- Key words: Communication strategies (CSs), recording, usage, noticing, self-monitoring
- Learner English level: Intermediate to advanced
- Learner maturity level: University students (all levels)
- Preparation time: 10 minutes
- Activity time: 20-25 minutes
- Materials: Blank white sheets of paper, lists of CSs, and digital audio recorders
Recording activities in class can be improved or refocused and geared specifically towards building a stronger strategic awareness among students. Many of my students were using communication strategies (CSs) in their conversations, but often did not realize it. By recording their conversations and then afterwards listening for CSs they had used, your students can begin to notice how and when they use CSs and determine just how useful they are.
Before the day of the class, make sure you have enough digital recorders and papers for the students. Students could also be given the option to record their conversations using their cell phones if the teacher sees fit or if getting enough digital recorders poses a problem.
Step 1: Explain to the students that they are going to do a no pressure practice recording and that they can even pick their own partner. After pairs are made, pass out a digital recorder to each pair. One goal of this recording activity is to not only give students recording practice, but to also let them have a fun and positive recording experience. The topic is at the discretion of the teacher.
Step 2: Distribute the recorders to the paired off students.

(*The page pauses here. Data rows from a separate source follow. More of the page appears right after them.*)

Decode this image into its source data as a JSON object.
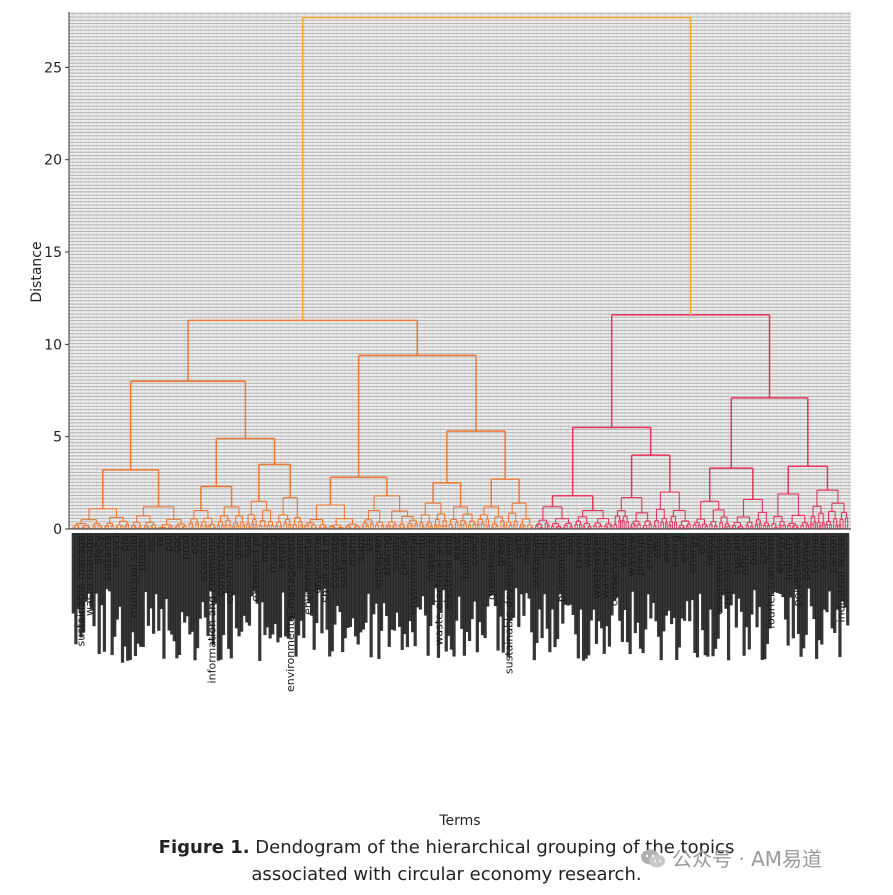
{
  "chart_data": {
    "type": "dendrogram",
    "title": "",
    "xlabel": "Terms",
    "ylabel": "Distance",
    "ylim": [
      0,
      28
    ],
    "yticks": [
      0,
      5,
      10,
      15,
      20,
      25
    ],
    "grid": true,
    "colors": {
      "root": "#f0a830",
      "cluster1": "#f07830",
      "cluster2": "#e8345a",
      "leaf_labels": "#1a1a1a",
      "grid_bg": "#e8e8e8",
      "grid_line": "#a8a8a8"
    },
    "root_height": 27.7,
    "clusters": [
      {
        "name": "",
        "height": 11.3,
        "children": [
          {
            "height": 8.0,
            "children": [
              {
                "height": 3.2,
                "children": [
                  {
                    "height": 1.1
                  },
                  {
                    "height": 1.2
                  }
                ]
              },
              {
                "height": 4.9,
                "children": [
                  {
                    "height": 2.3,
                    "children": [
                      {
                        "height": 1.0
                      },
                      {
                        "height": 1.2
                      }
                    ]
                  },
                  {
                    "height": 3.5,
                    "children": [
                      {
                        "height": 1.5
                      },
                      {
                        "height": 1.7
                      }
                    ]
                  }
                ]
              }
            ]
          },
          {
            "height": 9.4,
            "children": [
              {
                "height": 2.8,
                "children": [
                  {
                    "height": 1.3
                  },
                  {
                    "height": 1.8
                  }
                ]
              },
              {
                "height": 5.3,
                "children": [
                  {
                    "height": 2.5,
                    "children": [
                      {
                        "height": 1.4
                      },
                      {
                        "height": 1.2
                      }
                    ]
                  },
                  {
                    "height": 2.7,
                    "children": [
                      {
                        "height": 1.2
                      },
                      {
                        "height": 1.4
                      }
                    ]
                  }
                ]
              }
            ]
          }
        ]
      },
      {
        "name": "",
        "height": 11.6,
        "children": [
          {
            "height": 5.5,
            "children": [
              {
                "height": 1.8,
                "children": [
                  {
                    "height": 1.2
                  },
                  {
                    "height": 1.0
                  }
                ]
              },
              {
                "height": 4.0,
                "children": [
                  {
                    "height": 1.7
                  },
                  {
                    "height": 2.0
                  }
                ]
              }
            ]
          },
          {
            "height": 7.1,
            "children": [
              {
                "height": 3.3,
                "children": [
                  {
                    "height": 1.5
                  },
                  {
                    "height": 1.6
                  }
                ]
              },
              {
                "height": 3.4,
                "children": [
                  {
                    "height": 1.9
                  },
                  {
                    "height": 2.1
                  }
                ]
              }
            ]
          }
        ]
      }
    ],
    "leaf_labels": [
      "sustainable manage",
      "waste manage",
      "lifecy",
      "sustaina",
      "recycl",
      "pla",
      "municipal solid",
      "plastic",
      "rec",
      "pr",
      "pul",
      "soc",
      "prod",
      "eco",
      "economi",
      "information and communic",
      "constructio",
      "construction",
      "gree",
      "sust",
      "extended pr",
      "impa",
      "manag",
      "enviro",
      "environmental management",
      "enviro",
      "environmental",
      "environme",
      "small and m",
      "corporate",
      "sustainab",
      "manu",
      "supp",
      "ste",
      "entrepren",
      "sharing",
      "supply",
      "circular",
      "environmental",
      "indu",
      "material",
      "waste electrical and",
      "electrical and",
      "wast",
      "building",
      "concr",
      "cons",
      "greenhouse",
      "green",
      "sustainable development",
      "carb",
      "mate",
      "sustainab",
      "indu",
      "food",
      "bioeconomy",
      "biol",
      "chemi",
      "waste",
      "wastewater",
      "wastewater",
      "conservation",
      "waste",
      "wastew",
      "principl",
      "enviro",
      "effic",
      "envir",
      "energ",
      "envir",
      "energy",
      "eco",
      "resou",
      "environmental",
      "reproduction",
      "sustain",
      "efficien",
      "buildi",
      "circul",
      "fourier transform",
      "energy",
      "industry",
      "polyethylene",
      "polymer",
      "techno",
      "enviro",
      "carbon",
      "industrial waste"
    ]
  },
  "caption": {
    "label": "Figure 1.",
    "text_line1": " Dendogram of the hierarchical grouping of the topics",
    "text_line2": "associated with circular economy research."
  },
  "watermark": {
    "text": "公众号 · AM易道",
    "icon": "wechat-icon"
  }
}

Step 3: Tell students they have to record a five-minute conversation with their partner on the decided topic. Do not tell the students to try and use CSs, but rather ask them just to keep the conversation going for 5 minutes. By not forcing students to use CSs, the students will end up with a more natural conversation.
Step 4: When students are done, ask them if they used many CSs. Many students may say no, but in reality used a lot not realizing it. Tell students that they now have a chance to listen to their conversation and to search for any CSs they may have used. Have students consult the list of CSs that you pass out. Only use CSs that have already been taught to students. For example: follow up questions, interjecting, asking for meaning, giving more information, etc.
Step 5: Write on the board the following symbols:
0= Suitable/Useful ?= I’m not sure X= Not suitable/Not useful
Step 6: Have the students listen to their conversation with their partners and write down on their paper some of the CSs that they used. After they write them down students can write one of the 3 symbols next to each strategy depending on how they felt that specific CS had worked in their conversation. Also it is helpful if students write the name of the strategy.
A few examples from my students are:
A: “I work at a restaurant.”
B: “What do you do there?” – (Follow up question =0)
A: “This week has been very very busy for me.”
B: “Very very busy.” – (Shadowing =?)
Step 7: Ask the students if they used more CSs than they originally thought they had. Many students will be surprised at how many strategies they used without being aware of it.
Step 8: Collect the papers and recorders. Ask students if they want a copy of their recording, in which case you can email it to them or have the student bring a digital storage device (USB drive, SD card, or the like).
While students are often taught CSs in their textbooks, they are sometimes not able to monitor their own usage of CSs. Noticing is a key part of learning and this activity promotes both monitoring and noticing. CSs, when used properly by students, can help them extend their talking time and overcome gaps in their L2 knowledge. My students had a lot of fun with this activity and many became more aware of how/when they use CSs. I hope it can have similar outcomes in your class.